けれど、そんな私達の内心に気付く者なんて誰もいなかった。
聖獣の血を引いているはずの人鳥だって、私の心やグリフォスの正体に気付けるほど崇高なわけではないのだ。
気付いているのはカリスだけ。
だからだろう。
まだ巡礼者が数多くいる中で、カリスは堂々と近づいてきた。我々が大社に踏み込む前にと焦ったのかもしれない。剣を抜くべきかと思われたが、人ごみの中騒動になれば面倒だ。それに、カリスは暴力的な手段に出るわけではないようだった。
グリフォスの睨みを受けて、カリスは私との距離を少しだけ取って立ち止まった。
じっと見つめられながら、私は先に口を開いた。
「敵とみなすと言ったのを忘れたか?」
私の問いにカリスの視線がやや泳いだ。
「斬りたければ斬ればいい」
吐き捨てるように言って、カリスはグリフォスをちらりと見つめた。
「悪魔を連れこむ馬鹿を見逃すよりかはずっとましだからね」
挑発的なカリスの言葉にグリフォスがにっこりと笑んだ。
「あら、ゲネシス。

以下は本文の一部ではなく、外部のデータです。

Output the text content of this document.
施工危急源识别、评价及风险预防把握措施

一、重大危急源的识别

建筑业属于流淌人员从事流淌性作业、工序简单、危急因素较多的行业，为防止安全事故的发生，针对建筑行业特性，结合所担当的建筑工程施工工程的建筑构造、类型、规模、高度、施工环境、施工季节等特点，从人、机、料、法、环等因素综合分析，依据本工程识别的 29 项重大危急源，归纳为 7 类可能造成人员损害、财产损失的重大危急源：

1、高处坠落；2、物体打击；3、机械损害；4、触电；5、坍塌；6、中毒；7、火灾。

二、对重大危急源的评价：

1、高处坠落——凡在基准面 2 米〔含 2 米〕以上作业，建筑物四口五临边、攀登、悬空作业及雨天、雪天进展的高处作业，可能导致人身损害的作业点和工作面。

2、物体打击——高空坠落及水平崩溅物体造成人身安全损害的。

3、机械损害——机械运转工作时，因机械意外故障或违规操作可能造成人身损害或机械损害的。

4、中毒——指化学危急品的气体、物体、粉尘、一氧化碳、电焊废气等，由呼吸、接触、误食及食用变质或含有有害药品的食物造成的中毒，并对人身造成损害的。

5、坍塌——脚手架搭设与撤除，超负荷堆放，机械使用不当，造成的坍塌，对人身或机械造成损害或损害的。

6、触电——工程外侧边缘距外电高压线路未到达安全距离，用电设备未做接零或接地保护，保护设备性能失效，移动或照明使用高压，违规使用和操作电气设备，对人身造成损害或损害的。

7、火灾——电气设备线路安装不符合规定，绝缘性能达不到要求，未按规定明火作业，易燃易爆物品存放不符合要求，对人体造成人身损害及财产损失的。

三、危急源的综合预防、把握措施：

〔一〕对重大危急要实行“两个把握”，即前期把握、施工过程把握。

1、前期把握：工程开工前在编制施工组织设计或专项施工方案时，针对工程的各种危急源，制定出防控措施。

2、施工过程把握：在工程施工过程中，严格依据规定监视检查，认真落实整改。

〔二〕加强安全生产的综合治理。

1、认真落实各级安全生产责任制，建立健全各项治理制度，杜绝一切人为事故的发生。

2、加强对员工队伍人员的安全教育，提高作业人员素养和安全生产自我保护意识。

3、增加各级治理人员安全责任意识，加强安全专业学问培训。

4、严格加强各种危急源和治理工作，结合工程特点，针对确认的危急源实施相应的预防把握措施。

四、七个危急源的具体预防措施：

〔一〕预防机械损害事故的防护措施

この子、殺されてもいいんですって」
穏やかに言うその声は私からしても恐ろしいものだった。散々邪魔してきたというカリスに対しては何の情もわかないのだろう。或いは、そもそも情をわかせるような存在ではないのかもしれない。
私は静かに考えを引っ込めて、カリスに言った。
「斬りはしない。ここは聖地だ。不用意に血を流す場所ではない」
そんな私の言葉にグリフォスが目を細めたまま、私の表情を窺った。まるで、私の心を覗きこんでいるかのようだ。私の言葉の歪さが気になったからだろう。
だが、やがて視線を戻すと今度はカリスをじっと見据えた。
「カリス」
グリフォスは歌うようにその名を呼ぶ。
「あなたはゲネシスにつまらない怪我を負わせて、血の穢れを厭う見張りの人鳥共に町まで送り返させるつもりでしょう?」
すらすらと述べられたその言葉に、カリスの表情が硬くなった。図星だったのだろうか。私の命を奪わずに邪魔するとなれば、確かに考えられた策かもしれない。
けれど、悪魔を前には全て見通されているようだった。
グリフォスは含み笑いをして、そっと告げた。
「あなたに触れるのは、とても簡単な事なのよ」
その一言で十分だった。
グリフォスに促されて先へと進む私を、カリスは引き留めることが出来なかったのだ。彼女の動きを鈍らせるのは、「触れる」という言葉だろう。
カリスは知っているのだ。グリフォスに触れられるという事がどういう事なのか。
どんなに恐ろしい魔物も、どんなに恐ろしい悪人も、グリフォスに触れられるだけで力を亡くしてしまう。力ある者は力を奪われ、知恵ある者は知恵を奪われ、魔力ある者は魔力を奪われる。グリフォスは度々その能力で私を守った。奪った力は自分のものとなり、一時的には操れるのだという。私もまたグリフォスに触れられれば剣を扱う能力も、勘も、気力も全てを失ってしまうという。
そんなグリフォスの厄介な性質を知っている。知っているせいで、カリスは私を止められない。それは、生き物としては当然のことだった。
「カリス」
グリフォスが振り返り、傍観しているだけの彼女に声をかけた。
「止められるのなら、止めてみなさい」
その言葉に、獣の目が大きく揺らいだ。